Methodology - How Batru works

Draft Pro Plus Live BP Sim

TL;DR

Standard model — 55.19% accuracy on 561,855 held-out ranked matches. Calibration is excellent (ECE = 0.0037).
Plus model (role-aware, knows position 1-5) — 55.28% accuracy.
Pro model (player-aware) — 54.52% accuracy on professional matches.
The model takes only draft info: 10 hero IDs (+ roles or player IDs for the advanced models). It knows nothing about in-game gold, levels, or items.
~5 percentage points above 50/50 may sound small, but Dota outcomes are dominated by post-draft variance: individual mechanics, lane execution, fights, macro decisions. The draft typically accounts for ~7-12 pp of expected win rate.

Training data

Public ranked matches

~19M

Steam Web API + OpenDota /publicMatches (rank-filtered). Used to train the Standard and Plus models.

Held-out test set

561,855

Most-recent matches held back from training, used to compute the headline accuracy / BCE / calibration numbers below.

Pro matches

~18,400

OpenDota proMatches + Stratz, used to train the Pro model with player identity awareness.

Data refreshes daily from Steam Web API, OpenDota, and Stratz. Each new model checkpoint is evaluated against the held-out set and only promoted to production if it beats the current champion on BCE without regressing on accuracy. The promotion log is public via our internal eval history.

Model architecture

A small Transformer encoder over the 10 hero slots. Each slot is an embedding of (hero_id + team_side); the encoder produces a CLS token that goes through an MLP into a single sigmoid for Radiant win probability.

Standard

Hero + team embedding only. Trained on ranked. Best general-purpose model.

Plus (role-aware)

Adds position 1-5 to each slot as a residual feature. Transfer-init from Standard; learns the role delta on top.

Pro (player-aware)

Adds player ID per slot. Pre-trained on public ranked, fine-tuned on pro matches with player identity.
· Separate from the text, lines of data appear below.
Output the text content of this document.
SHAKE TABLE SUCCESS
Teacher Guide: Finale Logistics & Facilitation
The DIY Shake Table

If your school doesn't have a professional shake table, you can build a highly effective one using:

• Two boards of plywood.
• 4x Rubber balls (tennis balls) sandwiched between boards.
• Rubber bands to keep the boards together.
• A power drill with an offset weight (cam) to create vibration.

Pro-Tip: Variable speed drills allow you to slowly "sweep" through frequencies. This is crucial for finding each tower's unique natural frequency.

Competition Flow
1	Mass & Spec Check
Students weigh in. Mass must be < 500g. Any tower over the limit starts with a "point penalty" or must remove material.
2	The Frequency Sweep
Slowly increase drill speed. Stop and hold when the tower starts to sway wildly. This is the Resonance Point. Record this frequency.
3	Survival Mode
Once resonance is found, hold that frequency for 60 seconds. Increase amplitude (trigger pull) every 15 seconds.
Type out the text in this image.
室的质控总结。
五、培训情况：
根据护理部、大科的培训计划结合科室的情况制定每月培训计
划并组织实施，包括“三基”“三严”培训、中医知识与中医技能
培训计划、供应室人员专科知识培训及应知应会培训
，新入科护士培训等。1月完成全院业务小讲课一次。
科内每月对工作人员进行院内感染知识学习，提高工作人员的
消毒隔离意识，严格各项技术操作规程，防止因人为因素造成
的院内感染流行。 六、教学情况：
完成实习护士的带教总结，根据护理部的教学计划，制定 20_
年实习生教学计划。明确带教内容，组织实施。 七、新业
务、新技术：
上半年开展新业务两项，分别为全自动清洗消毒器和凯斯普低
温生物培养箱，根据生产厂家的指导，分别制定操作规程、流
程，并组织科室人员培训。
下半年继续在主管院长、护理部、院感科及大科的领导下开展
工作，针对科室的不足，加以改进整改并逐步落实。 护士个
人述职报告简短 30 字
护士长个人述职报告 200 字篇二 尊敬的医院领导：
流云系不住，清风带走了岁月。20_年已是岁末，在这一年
All three models are exported to ONNX and run on CPU. Inference for a full BP lookahead tree (~100 candidate evaluations) takes under 200 ms.

Latest production metrics

Model	Accuracy	BCE (lower = better)	Brier	ECE (calibration)	Holdout size
Standard	55.19%	0.685	0.246	0.0037	561,855
Plus	55.28%	0.685	0.246	0.0134	3,345 pro
Pro	54.52%	0.685	0.246	0.0255	3,345 pro

How to read these: A binary classifier that always predicts 50/50 gets 50.00% accuracy and BCE 0.693. Our models sit ~5 pp above chance and below the naive BCE -- modest but meaningful. The standout number is ECE 0.0037 on the Standard model: when we say 60%, the actual outcome is 60% (averaged over many such predictions). That's the property serious users care about.

Live accuracy proof

Want to see the model called against actual matches you can verify? The /live page always shows the model's predictions for the most recent finished pro matches with the actual result alongside. Predictions are computed pre-game from the draft only -- the model has not seen the result.

No cherry-picking. The list is the raw OpenDota proMatches feed in reverse-chronological order. If we're wrong, you'll see it.

Known limitations

Draft-only signal. The model doesn't know anything that happens after the draft -- gold leads, lane outcomes, fight execution, item choice, individual mechanics. A "55% favored" team can absolutely lose if they get outplayed in lane or throw a fight.
New heroes have less signal. Heroes added in the current patch have fewer matches in training; their predictions tend toward 50% until enough data accumulates.
Meta shifts hurt calibration. A patch that flips an S-tier hero to F-tier can degrade accuracy for a few weeks until retraining catches up. We retrain on each major patch.
Pro player IDs are sparse. The Pro model needs games-with-this-player data to give a meaningful prediction; brand-new pros or stand-ins fall back to "Unknown" embeddings.
Not financial advice. This is an analytical / educational tool. Win rates published here are not recommendations to bet, and we do not endorse or facilitate sports betting.

How is this different from Dotabuff / Stratz / D2PT?

Dotabuff / Stratz / D2PT are excellent stats sites: they show you what happened. Their hero/winrate tables are historical aggregates.
This site is a model: it predicts the outcome of a draft you give it, with calibrated probabilities and a Lookahead Decision Tree on the BP simulator that no other public Dota tool offers.
Three trained-from-scratch models (Standard / Plus / Pro), each retrained per patch, with the eval history and methodology fully public.